Matthew Burgess wrote:
> On 12/09/2011 20:40, Bruce Dubbs wrote:
>> Matt,
>> I saw your conversation with Kay Sievers at
>> http://comments.gmane.org/gmane.linux.hotplug.devel/17011
>>
>> How do we want to address this? I'm not sure that the advice to ignore
>> the clock setting and always use ntp is the best approach. It ignores
>> the situation when you do not have a network connections.
>
> Well, we had this discussion back in August:
> http://www.linuxfromscratch.org/pipermail/lfs-dev/2011-August/064960.html.
>
> From that discussion we appear to have 3 issues with boot
> ordering/early boot device discovery that the udev_retry script is
> attempting to help out with:
>
> 1) Setting the kernel time from the rtc
>
> I'm in vehement agreement with Kay here; the rtc *cannot* be trusted to
> provide an accurate time, and therefore setting the kernel time to it
> with any kind of smarts is an exercise in futility. I still stand by my
> original recommendation here and advise our readers to use the
> CONFIG_RTC_HCTOSYS kernel config option (along with an explanation of
> situations where it isn't appropriate such as when the rtc isn't in
> UTC).
The problem with using something like ntpdate (ntpd -q) in a boot script
is that if the network is down for some reason, the bootscript hangs
forever. I think that we need to be able to tell the system that the
clock is set in local time and not GMT, even if all networking is
disconnected.
About the only way I can see that the script can detect if the network
is up and can get a ntp time value is to use ping with a timeout to the
ntp server and skip setting the clock if it gets a timeout. However,
this is a BLFS issue.
> Likewise, I don't see the point of setting the rtc to the kernel
> time on shutdown unless you have an accurate time source.

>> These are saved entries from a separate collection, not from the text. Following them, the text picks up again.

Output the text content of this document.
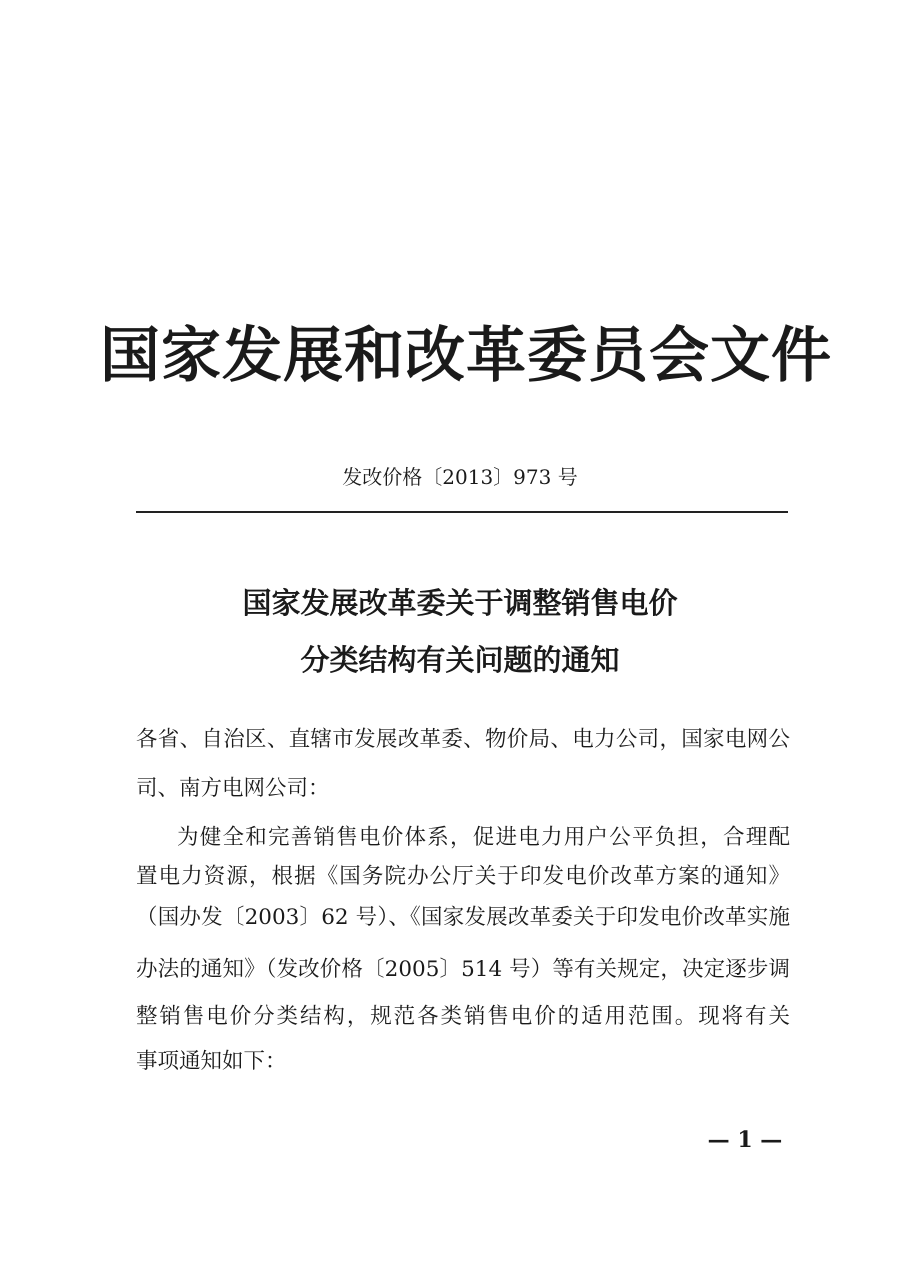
国家发展和改革委员会文件
发改价格〔2013〕973 号
国家发展改革委关于调整销售电价
分类结构有关问题的通知
各省、自治区、直辖市发展改革委、物价局、电力公司，国家电网公
司、南方电网公司：
为健全和完善销售电价体系，促进电力用户公平负担，合理配
置电力资源，根据《国务院办公厅关于印发电价改革方案的通知》
（国办发〔2003〕62 号）、《国家发展改革委关于印发电价改革实施
办法的通知》（发改价格〔2005〕514 号）等有关规定，决定逐步调
整销售电价分类结构，规范各类销售电价的适用范围。现将有关
事项通知如下：
— 1 —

If the user sets the clock on the system manually with `date`, shouldn't
the system write that to the HW clock on shutdown? Yes, I know that
hwclock can be used, but not all users know that.
> 2) alsactl if /usr or /var are on a separate partition and the alsa udev
> rules trigger before /usr and /var have been mounted.
>
> I don't know Whether this is mitigated by the CONFIG_DEVTMPFS_MOUNT=y
> option that Andy mentioned in the thread linked to above?
I'm not sure if we should be worried about alsa in LFS. A note in the
appropriate section of BLFS that describes the problem of a separate
/var and /usr. Personally, I don't think /var should ever be a separate
partition. You could make a case for /var/log, but otherwise, the space
required is quite minimal.
> 3) The write_{net,cd}_rules stuff.
>
> This, I really don't understand. For the net stuff, we give the users
> instructions to generate /etc/udev/rules.d/70-persistent-net.rules
> before they boot into the LFS system for the first time. Those
> generated rules will succeed as they don't have a RUN+= action.
>
> Similarly, the rules generated by
> /lib/udev/rules.d/75-cd-aliases-generator.rules don't contain any RUN+=
> actions.
>
> There's some commands in the udev_retry script that copy the contents of
> /run/tmp-rules--* that are generated by the above 2 scripts, but I don't
> see why that needs to be in a script by itself, and it certainly doesn't
> look to be dependent on any invocation of udev_retry.
In my development system, there is no /run/tmp-rules--*. There is
/run/udev/rules.d/, but it's empty.
> So, I think all that is need for point 3 is to move that "copy temporary
> generated rules to /etc" code into the main udev script.
I don't think that is even necessary. Looking at the latest udev man page:
"The udev rules are read from the files located in the default rules
directory /lib/udev/rules.d/, the custom rules directory
/etc/udev/rules.d/ and the temporary rules directory /run/udev/rules.d/."
I am working on rewriting the bootscripts (again). This time, the LSB
functions are used. I've got them working and the bootlog looks right,
but I need to test the error paths.
What do you think if I just dropped udev_retry?